In spite of the fact that Acherontia atropos is perfectly harmless except as a minor pest to crops and to beehives, the fancied skull pattern has burdened the moth with a negative reputation, such as associations with the supernatural and evil. There are numerous superstitions to the effect that the moth brings bad luck to the house into which it flies, and that death or misfortune may be expected to follow. More prosaically, in South Africa at least, uninformed people have claimed that the moth has a poisonous, often fatal, sting (possibly referring mainly to the proboscis, but sometimes to the horn on the posterior of the larva).
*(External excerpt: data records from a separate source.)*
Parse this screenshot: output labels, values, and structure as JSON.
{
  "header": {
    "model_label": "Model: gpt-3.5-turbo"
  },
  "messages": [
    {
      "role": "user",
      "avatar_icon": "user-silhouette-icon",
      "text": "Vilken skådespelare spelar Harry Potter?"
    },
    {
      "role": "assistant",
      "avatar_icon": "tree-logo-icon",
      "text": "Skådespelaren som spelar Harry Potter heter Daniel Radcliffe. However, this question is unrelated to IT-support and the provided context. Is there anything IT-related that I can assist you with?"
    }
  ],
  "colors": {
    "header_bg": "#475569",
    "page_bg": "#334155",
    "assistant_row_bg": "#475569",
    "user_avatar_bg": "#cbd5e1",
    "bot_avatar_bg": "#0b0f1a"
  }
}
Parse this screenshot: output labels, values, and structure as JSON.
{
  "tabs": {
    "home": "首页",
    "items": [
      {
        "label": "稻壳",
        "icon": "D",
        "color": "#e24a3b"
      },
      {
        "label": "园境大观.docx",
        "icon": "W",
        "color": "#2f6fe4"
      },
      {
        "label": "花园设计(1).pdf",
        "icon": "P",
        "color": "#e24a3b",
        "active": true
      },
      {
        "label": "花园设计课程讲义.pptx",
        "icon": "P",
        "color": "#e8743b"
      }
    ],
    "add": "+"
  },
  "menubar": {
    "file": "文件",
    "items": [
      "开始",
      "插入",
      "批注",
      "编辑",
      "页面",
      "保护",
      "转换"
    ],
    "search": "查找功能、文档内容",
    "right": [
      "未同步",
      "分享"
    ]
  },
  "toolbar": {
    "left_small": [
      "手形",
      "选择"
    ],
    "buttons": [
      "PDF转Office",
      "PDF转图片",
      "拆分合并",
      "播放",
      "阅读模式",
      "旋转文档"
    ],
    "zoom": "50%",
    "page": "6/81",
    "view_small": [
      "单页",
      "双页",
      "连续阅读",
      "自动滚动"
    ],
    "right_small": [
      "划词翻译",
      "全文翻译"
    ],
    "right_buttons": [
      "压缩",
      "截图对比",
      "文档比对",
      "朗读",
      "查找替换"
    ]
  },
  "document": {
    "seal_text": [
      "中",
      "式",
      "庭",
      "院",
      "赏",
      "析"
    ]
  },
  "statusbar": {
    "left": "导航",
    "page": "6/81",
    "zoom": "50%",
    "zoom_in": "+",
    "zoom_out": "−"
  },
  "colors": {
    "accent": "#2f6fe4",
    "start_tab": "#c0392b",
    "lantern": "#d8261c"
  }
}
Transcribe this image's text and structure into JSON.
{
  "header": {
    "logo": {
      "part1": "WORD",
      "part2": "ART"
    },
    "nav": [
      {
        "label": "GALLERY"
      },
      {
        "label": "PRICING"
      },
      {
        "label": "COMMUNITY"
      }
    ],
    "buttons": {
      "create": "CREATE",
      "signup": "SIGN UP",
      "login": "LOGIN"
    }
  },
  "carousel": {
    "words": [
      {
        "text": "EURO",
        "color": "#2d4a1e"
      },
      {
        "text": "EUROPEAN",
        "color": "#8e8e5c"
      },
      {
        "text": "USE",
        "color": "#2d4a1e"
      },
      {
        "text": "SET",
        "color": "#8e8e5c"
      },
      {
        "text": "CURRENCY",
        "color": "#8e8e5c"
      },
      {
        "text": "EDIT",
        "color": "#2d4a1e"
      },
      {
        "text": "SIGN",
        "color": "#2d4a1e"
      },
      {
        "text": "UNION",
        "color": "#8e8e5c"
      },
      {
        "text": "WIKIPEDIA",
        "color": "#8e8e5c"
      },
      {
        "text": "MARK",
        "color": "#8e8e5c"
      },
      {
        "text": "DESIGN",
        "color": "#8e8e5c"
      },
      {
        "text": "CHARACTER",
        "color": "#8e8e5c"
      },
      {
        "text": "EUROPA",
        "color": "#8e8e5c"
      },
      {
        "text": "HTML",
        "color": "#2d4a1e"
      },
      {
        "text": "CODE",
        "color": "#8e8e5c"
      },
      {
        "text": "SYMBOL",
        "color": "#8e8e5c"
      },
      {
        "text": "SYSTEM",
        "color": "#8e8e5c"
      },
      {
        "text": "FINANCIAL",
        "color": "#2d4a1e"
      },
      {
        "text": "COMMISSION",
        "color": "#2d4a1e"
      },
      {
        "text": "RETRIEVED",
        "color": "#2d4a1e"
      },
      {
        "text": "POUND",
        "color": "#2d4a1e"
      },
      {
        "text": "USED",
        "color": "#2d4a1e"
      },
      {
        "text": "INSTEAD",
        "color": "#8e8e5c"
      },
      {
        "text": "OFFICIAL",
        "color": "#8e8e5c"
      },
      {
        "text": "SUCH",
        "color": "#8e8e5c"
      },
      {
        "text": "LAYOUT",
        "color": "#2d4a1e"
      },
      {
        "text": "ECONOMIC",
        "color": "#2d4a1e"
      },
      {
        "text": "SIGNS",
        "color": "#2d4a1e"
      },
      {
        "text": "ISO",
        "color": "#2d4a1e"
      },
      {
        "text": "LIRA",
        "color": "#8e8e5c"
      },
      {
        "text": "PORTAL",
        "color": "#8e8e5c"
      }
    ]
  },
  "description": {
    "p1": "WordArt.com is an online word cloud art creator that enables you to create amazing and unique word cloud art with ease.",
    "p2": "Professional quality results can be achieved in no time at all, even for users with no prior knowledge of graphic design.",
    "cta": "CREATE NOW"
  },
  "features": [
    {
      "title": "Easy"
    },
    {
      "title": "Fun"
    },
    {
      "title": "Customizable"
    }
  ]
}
It appeared in The Hireling Shepherd, in Bram Stoker's Dracula and in films such as Un Chien Andalou and the promotional marquee posters for The Silence of the Lambs. In the latter film, the moth is used as a calling card by the serial killer Buffalo Bill, and though the movie script refers to Acherontia styx, the moths that appear in the film are Acherontia atropos. This moth is referred to in The Mothman Prophecies. It also appears in the music video to Massive Attack's single, "Butterfly Caught".

The death's-head moth is mentioned in Susan Hill's Gothic horror novel I'm the King of the Castle, as it is used to instill fear in one of the young protagonists.

John Keats mentioned the moth as a symbol of death in his "Ode to Melancholy": "Make not your rosary of yew-berries, / Nor let the beetle, nor the death-moth be / Your mournful Psyche".

In José Saramago's novel Death with Interruptions, Acherontia atropos appears on the American edition's cover, and is a topic that two characters mull over.